We're not total noobs when it comes to money management, but I'd like to know what some others here have done. Specifically: what kinds of assets and in what proportions? Whats safe for a post-retirement 401k?

posted by jak68 to Work & Money (3 answers total)
IANAFP Determine her post retirement costs and sources of income such as social security. If she needs additional funds to cover things like chronic medical/pharma bills or perhaps trips and visits then set a budget of withdrawals from the 401(k) that will fill in the gaps. Suggest using an online tool such as Mint for budgeting.

There are a number of different sources for setting asset allocation, but that can best be determined when you figure out what your withdrawal rate will be.

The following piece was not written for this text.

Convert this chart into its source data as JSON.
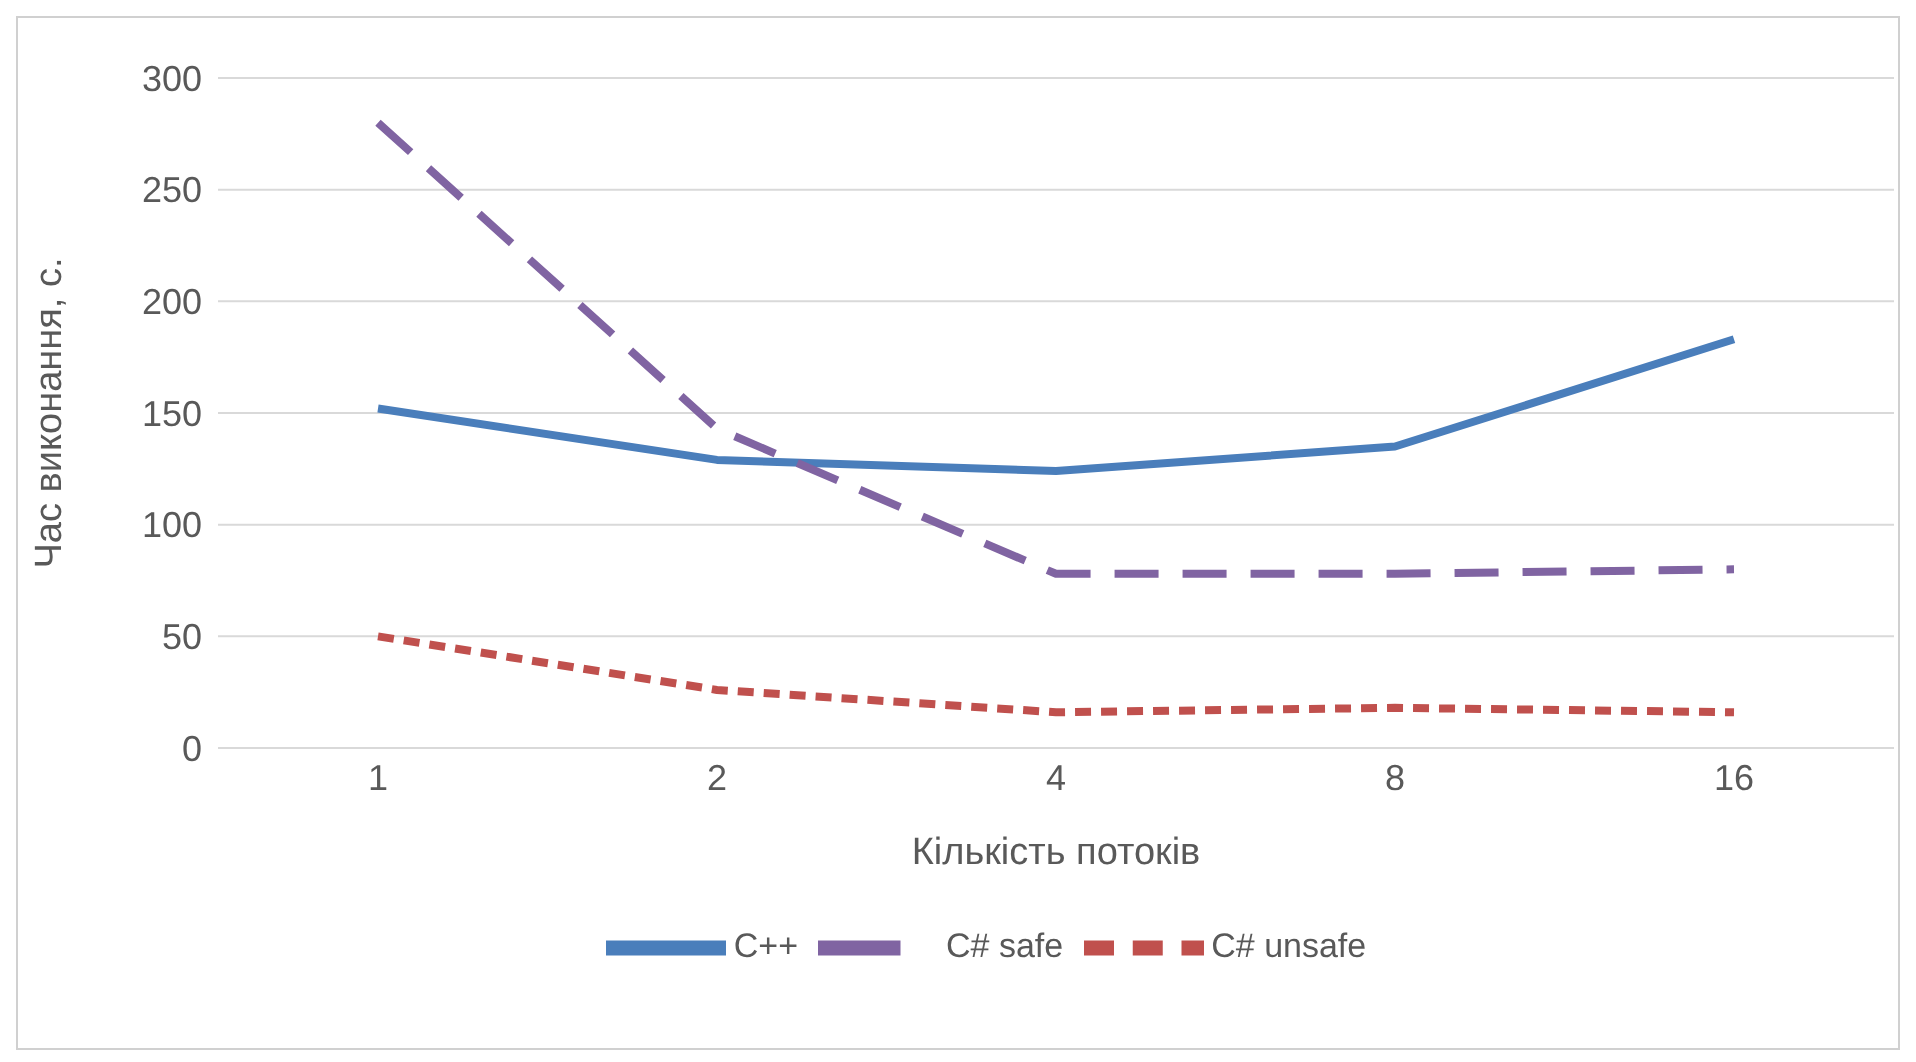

You might do some investigating at such sites as Bogleheads.
One of the issues you will need to address is the fact that the world is awash in savings so the return you get on your investments will be trending lower over a fairly long term. Again, how much you need to withdraw will push you into an investment strategy that will determine the allocations you make.

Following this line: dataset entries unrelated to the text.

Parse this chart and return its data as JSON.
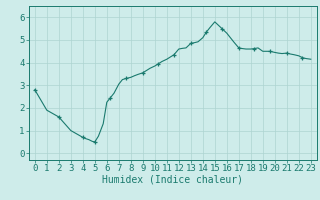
{
  "x": [
    0,
    0.5,
    1,
    1.5,
    2,
    2.5,
    3,
    3.5,
    4,
    4.2,
    4.5,
    4.8,
    5,
    5.3,
    5.7,
    6,
    6.3,
    6.6,
    7,
    7.3,
    7.6,
    8,
    8.3,
    8.6,
    9,
    9.3,
    9.6,
    10,
    10.3,
    10.6,
    11,
    11.3,
    11.6,
    12,
    12.3,
    12.6,
    13,
    13.3,
    13.6,
    14,
    14.3,
    14.6,
    15,
    15.3,
    15.6,
    16,
    16.3,
    16.6,
    17,
    17.3,
    17.6,
    18,
    18.3,
    18.6,
    19,
    19.3,
    19.6,
    20,
    20.3,
    20.6,
    21,
    21.3,
    21.6,
    22,
    22.3,
    22.6,
    23
  ],
  "y": [
    2.8,
    2.35,
    1.9,
    1.75,
    1.6,
    1.3,
    1.0,
    0.85,
    0.7,
    0.65,
    0.6,
    0.52,
    0.5,
    0.75,
    1.3,
    2.25,
    2.45,
    2.65,
    3.05,
    3.25,
    3.3,
    3.35,
    3.42,
    3.48,
    3.55,
    3.65,
    3.75,
    3.85,
    3.95,
    4.05,
    4.15,
    4.25,
    4.35,
    4.6,
    4.63,
    4.65,
    4.85,
    4.88,
    4.92,
    5.1,
    5.35,
    5.55,
    5.8,
    5.65,
    5.5,
    5.3,
    5.1,
    4.9,
    4.65,
    4.62,
    4.6,
    4.6,
    4.62,
    4.65,
    4.5,
    4.5,
    4.5,
    4.45,
    4.42,
    4.4,
    4.42,
    4.38,
    4.35,
    4.3,
    4.22,
    4.18,
    4.15
  ],
  "line_color": "#1a7a6e",
  "marker": "+",
  "marker_size": 3.5,
  "marker_every": 4,
  "bg_color": "#ceecea",
  "grid_color": "#aed4d1",
  "axis_color": "#1a7a6e",
  "xlabel": "Humidex (Indice chaleur)",
  "xlabel_fontsize": 7,
  "tick_fontsize": 6.5,
  "xlim": [
    -0.5,
    23.5
  ],
  "ylim": [
    -0.3,
    6.5
  ],
  "yticks": [
    0,
    1,
    2,
    3,
    4,
    5,
    6
  ],
  "xticks": [
    0,
    1,
    2,
    3,
    4,
    5,
    6,
    7,
    8,
    9,
    10,
    11,
    12,
    13,
    14,
    15,
    16,
    17,
    18,
    19,
    20,
    21,
    22,
    23
  ]
}
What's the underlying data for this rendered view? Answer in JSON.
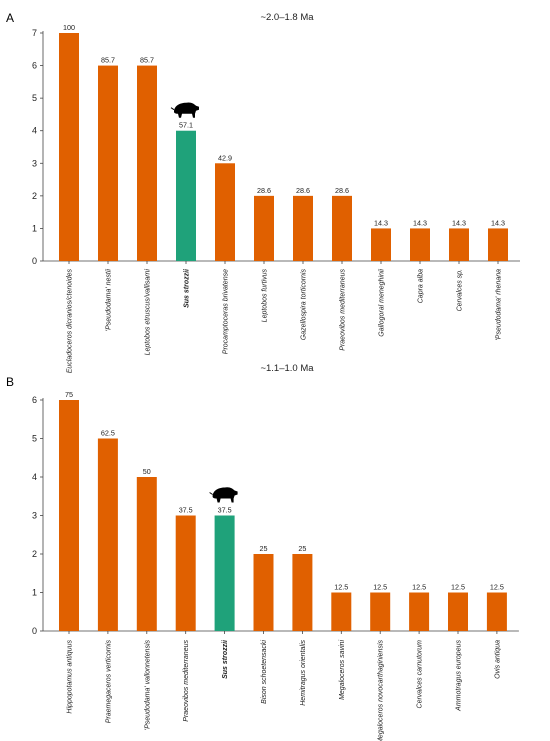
{
  "chart_data": [
    {
      "type": "bar",
      "panel": "A",
      "title": "~2.0–1.8 Ma",
      "xlabel": "",
      "ylabel": "",
      "ylim": [
        0,
        7
      ],
      "yticks": [
        0,
        1,
        2,
        3,
        4,
        5,
        6,
        7
      ],
      "grid": false,
      "legend": "none",
      "categories": [
        "Eucladoceros dicranios/ctenoides",
        "'Pseudodama' nestii",
        "Leptobos etruscus/vallisarni",
        "Sus strozzii",
        "Procamptoceras brivatense",
        "Leptobos furtivus",
        "Gazellospira torticornis",
        "Praeovibos mediterraneus",
        "Gallogoral meneghinii",
        "Capra alba",
        "Cervalces sp.",
        "'Pseudodama' rhenana"
      ],
      "values": [
        7,
        6,
        6,
        4,
        3,
        2,
        2,
        2,
        1,
        1,
        1,
        1
      ],
      "labels": [
        "100",
        "85.7",
        "85.7",
        "57.1",
        "42.9",
        "28.6",
        "28.6",
        "28.6",
        "14.3",
        "14.3",
        "14.3",
        "14.3"
      ],
      "highlight_index": 3,
      "highlight_icon": "boar-silhouette-icon",
      "colors": {
        "bar": "#E06000",
        "highlight": "#1FA27A"
      }
    },
    {
      "type": "bar",
      "panel": "B",
      "title": "~1.1–1.0 Ma",
      "xlabel": "",
      "ylabel": "",
      "ylim": [
        0,
        6
      ],
      "yticks": [
        0,
        1,
        2,
        3,
        4,
        5,
        6
      ],
      "grid": false,
      "legend": "none",
      "categories": [
        "Hippopotamus antiquus",
        "Praemegaceros verticornis",
        "'Pseudodama' vallonnetensis",
        "Praeovibos mediterraneus",
        "Sus strozzii",
        "Bison schoetensacki",
        "Hemitragus orientalis",
        "Megaloceros savini",
        "Megaloceros novocarthaginiensis",
        "Cervalces carnutorum",
        "Ammotragus europeus",
        "Ovis antiqua"
      ],
      "values": [
        6,
        5,
        4,
        3,
        3,
        2,
        2,
        1,
        1,
        1,
        1,
        1
      ],
      "labels": [
        "75",
        "62.5",
        "50",
        "37.5",
        "37.5",
        "25",
        "25",
        "12.5",
        "12.5",
        "12.5",
        "12.5",
        "12.5"
      ],
      "highlight_index": 4,
      "highlight_icon": "boar-silhouette-icon",
      "colors": {
        "bar": "#E06000",
        "highlight": "#1FA27A"
      }
    }
  ]
}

You might look at Vanguard, for example, for investing since it is definitely one of the cheaper ways of managing an investment portfolio.

This will take time. But it's a lot more fun playing with other peoples money.
posted by ptm at 8:05 AM on September 18, 2010

I second Bogleheads' forums. I also recently read the following books that I would recommend:

Saving for Retirement without Living Like a Pauper or Winning the Lottery by Gail MarksJarvis
The Bogleheads' Guide to Retirement Planning

MarksJarvis' book is somewhat dumbed down; in some areas as bad as "Put 70% in X, and 30% so that would mean if you have ten cupcakes, buy seven chocolate and three vanilla". But I found it a worthwhile read nonetheless.

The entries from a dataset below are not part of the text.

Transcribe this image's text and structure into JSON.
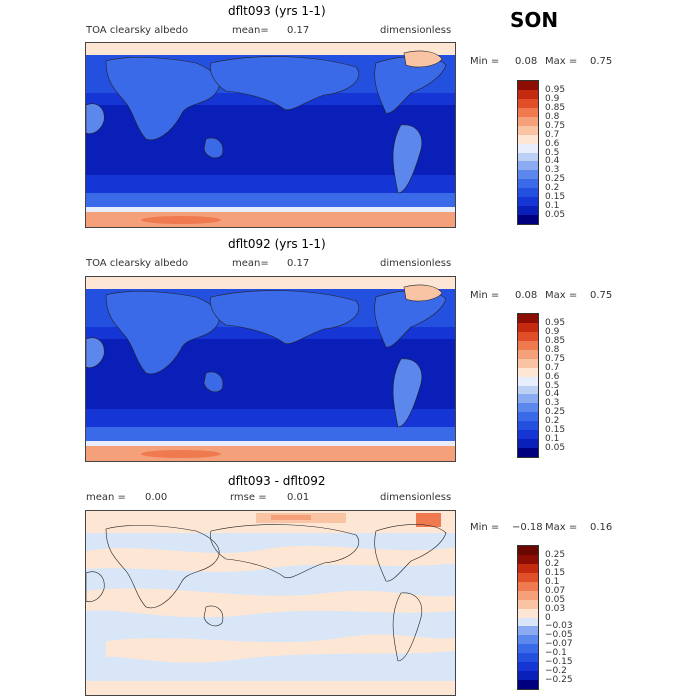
{
  "season": "SON",
  "chart_data": [
    {
      "type": "heatmap",
      "title": "dflt093 (yrs 1-1)",
      "left_label": "TOA clearsky albedo",
      "stat_label": "mean=",
      "stat_value": "0.17",
      "units": "dimensionless",
      "min_label": "Min =",
      "min_value": "0.08",
      "max_label": "Max =",
      "max_value": "0.75",
      "colorbar_levels": [
        "0.05",
        "0.1",
        "0.15",
        "0.2",
        "0.25",
        "0.3",
        "0.4",
        "0.5",
        "0.6",
        "0.7",
        "0.75",
        "0.8",
        "0.85",
        "0.9",
        "0.95"
      ],
      "colorbar_colors": [
        "#00007f",
        "#0a1fb8",
        "#1535d4",
        "#2450e0",
        "#3a6ae8",
        "#5c88ee",
        "#8aaaf2",
        "#bcd0f6",
        "#e8eefb",
        "#fde6d4",
        "#f8c4a4",
        "#f4a07a",
        "#ef7a50",
        "#e04f28",
        "#c42a10",
        "#8c0d02"
      ]
    },
    {
      "type": "heatmap",
      "title": "dflt092 (yrs 1-1)",
      "left_label": "TOA clearsky albedo",
      "stat_label": "mean=",
      "stat_value": "0.17",
      "units": "dimensionless",
      "min_label": "Min =",
      "min_value": "0.08",
      "max_label": "Max =",
      "max_value": "0.75",
      "colorbar_levels": [
        "0.05",
        "0.1",
        "0.15",
        "0.2",
        "0.25",
        "0.3",
        "0.4",
        "0.5",
        "0.6",
        "0.7",
        "0.75",
        "0.8",
        "0.85",
        "0.9",
        "0.95"
      ],
      "colorbar_colors": [
        "#00007f",
        "#0a1fb8",
        "#1535d4",
        "#2450e0",
        "#3a6ae8",
        "#5c88ee",
        "#8aaaf2",
        "#bcd0f6",
        "#e8eefb",
        "#fde6d4",
        "#f8c4a4",
        "#f4a07a",
        "#ef7a50",
        "#e04f28",
        "#c42a10",
        "#8c0d02"
      ]
    },
    {
      "type": "heatmap",
      "title": "dflt093 - dflt092",
      "left_label": "mean =",
      "left_value": "0.00",
      "stat_label": "rmse =",
      "stat_value": "0.01",
      "units": "dimensionless",
      "min_label": "Min =",
      "min_value": "−0.18",
      "max_label": "Max =",
      "max_value": "0.16",
      "colorbar_levels": [
        "−0.25",
        "−0.2",
        "−0.15",
        "−0.1",
        "−0.07",
        "−0.05",
        "−0.03",
        "0",
        "0.03",
        "0.05",
        "0.07",
        "0.1",
        "0.15",
        "0.2",
        "0.25"
      ],
      "colorbar_colors": [
        "#00007f",
        "#0a1fb8",
        "#1535d4",
        "#2450e0",
        "#3a6ae8",
        "#5c88ee",
        "#8aaaf2",
        "#d8e6f8",
        "#fde6d4",
        "#f8c4a4",
        "#f4a07a",
        "#ef7a50",
        "#e04f28",
        "#c42a10",
        "#8c0d02",
        "#6a0800"
      ]
    }
  ]
}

Obviously, both of these are more focused on retirement planning but they do touch upon retirement. Furthermore the fundamental principles they underline (eschewing third parties to manage your money; selecting low cost fund wherever possible) certainly apply to retirement. And they certainly cover the allocation proportions: big cap v small cap / bonds / international equities and so on for different ages and situations. They should give you the tools you need to evaluate whether the funds in your mom's 401k are suitable, what the ERs (expense ratio) are and help you gauge whether a roll over into an IRA with low expense fund (e.g. Vanguard, Fidelity) is advisable.

Finally, if you opt for a professional advisor, MarksJarvis covers how to find one (although she counsels against).

Disclosure: I'm basing all my advice on what I've read in those two books and on Bogleheads. I do not have much practical experience to speak of.
posted by NailsTheCat at 9:44 AM on September 18, 2010

thanks, i'll check out these sites.

looks like asset allocation is the key to managing risk and volatility.